February 2020: Recycling vs Wishcycling


Wednesday, February 19, 2020 at 7 PM – 8:30 PM
The Wedge Table

Ever wonder what happens to your recycling after you put it in the bin?

It’s the beginning of a long journey to give them a chance at a second life. Eureka Recycling developed a video – the story of a cereal box – to help visualize the process. They also have public tours so you can see this in action first hand.

Material recovery facilities (MRFs) like Eureka Recycling play an important role in collecting and sorting items into bales of different materials – plastic, paper, aluminum, and glass, among others. They are sent to material processors who further clean and turn them into raw materials. These can then be used to manufacture recycled-content products.

But not everything that we put in the recycling bin makes it to the intended final destination as a new product.

Sometimes, the machines and people at the MRFs are not able to capture items that could be recycled. Black plastics and new packaging go by undetected because the technology and processes haven’t yet been able to catch up with changing product packaging trends.

Other times, we don’t know if an item can be recycled, but we put it in the bin anyway hoping that it has a better chance there than throwing it in the trash. So we put items like plastic bags, shoes, diapers, garden hoses, and appliances thinking that they should be recyclable. This is called wishcycling. The reality is that the systems at the MRFs are not set up to capture these materials, so they end up in the trash anyway.

What does recyclable really mean?

Single sort recycling has made it very easy for us to combine our recycling in one place. No longer do we have to separate the plastic from the paper from the glass. However, MRFs are limited in what they can do by a combination of factors including technology, processes and markets.

Before you put something in the recycling bin that you’re unsure about, ask yourself these three questions. If the answer to all three is yes, then it’s very likely that it can be recycled. If any are no, then do not put it in your recycle bin.

Let’s use the example of plastic grocery bags.

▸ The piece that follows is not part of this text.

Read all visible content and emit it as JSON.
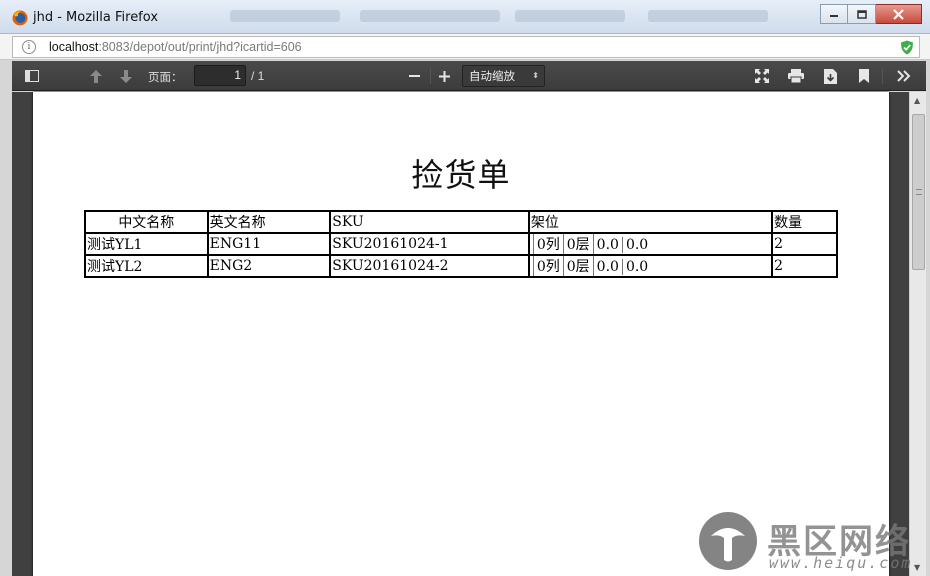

  • Is it recyclable? If you think about it, almost everything can be recycled. Most grocery bags are made of #4 plastic and can be recycled into new products. So yes, grocery bags are recyclable.
  • Is it capturable? If they’re recyclable, can the MRF capture it? When MRFs get plastic bags, they end up getting caught and tangled in the machinery. So no, plastics bags are not capturable… but, you can take them to collection bins located in grocery stores or retail locations. Go to the locator tool from Plastic Film Recycling to find out a drop off location near you.
  • Is it desirable? If it is capturable, who can it be sold to? The plastic bags that are dropped off at grocery stores or retail locations can be made into plastic lumber that is used to make park benches, backyard decks and fences. So yes, plastic bags are desirable.

In the example of plastic bags above, we answered no to them being capturable. Because of that, they cannot be put in the recycling bin. But they can be captured through the plastic bag collection bins at stores.

Recycling best practices

We may not always know the answer to the three questions above. Plus recycling rules can differ based on the services offered in the places you live and work. But there are some general best practices we can all follow regardless of where you reside.

Many of us are familiar with the materials that can be recycled – paper, cartons, glass, plastics and metal. Review this recycling guide from Hennepin county that list items of each type that can be placed in your bin.

What to keep out gets a little trickier. Here’s a list of what not to include:

  1. Plastic bags and film
  2. Large plastic items
  3. Random metal items
  4. Bagged recyclables
  5. Harmful items – batteries, sharps, propane tanks, etc.
  6. Paper cups and plates
  7. Styrofoam packaging and #3, #4, #6 and #7 plastics

Other items to keep out that may surprise you:

  • Black plastic
  • Reusable glassware
  • Clothing
  • Frozen food boxes

Other things to keep in mind:

  • Empty and rinse containers – they don’t have to be as clean as your dishes, but scrape out any food residue
  • Only include #1, #2 and #5 plastics – there’s no market for the other numbers
  • No smashing – keep cans intact so machines can detect them
  • Keep caps on – in a few instances, it’s better to separate the cap from the container if they’re different materials, but it’s generally ok to leave them on.
  • Aluminum foil should be the size of a baseball – also remember to keep it clean

Want more details on the above, check out this Minnpost article that does a good job summarizing with visuals.

When in doubt, throw it out. Do what you can to figure out if you can recycle an item. If you’re still unsure, it’s better to put it in the trash. If an item that’s meant to be trash goes to recycling, it uses up additional energy and resources to sort it out and bounds up in the trash anyway.

Additional resources

Beyond recycling

Recycling falls towards the bottom of the zero waste hierarchy – Refuse, Reduce, Reuse, Recycle, and Rot. There are many things to prevent having to recycle items in the first place like finding product alternatives that are made with less packaging or figuring out ways to reuse or repurpose items.

Although refusing, reducing and reusing can have a more significant impact on waste reduction, recycling smarter is a great place to start in your waste prevention journey. Knowing what can and cannot be recycled can open the door to teach others about where our waste goes and inspire further action on how to prevent it.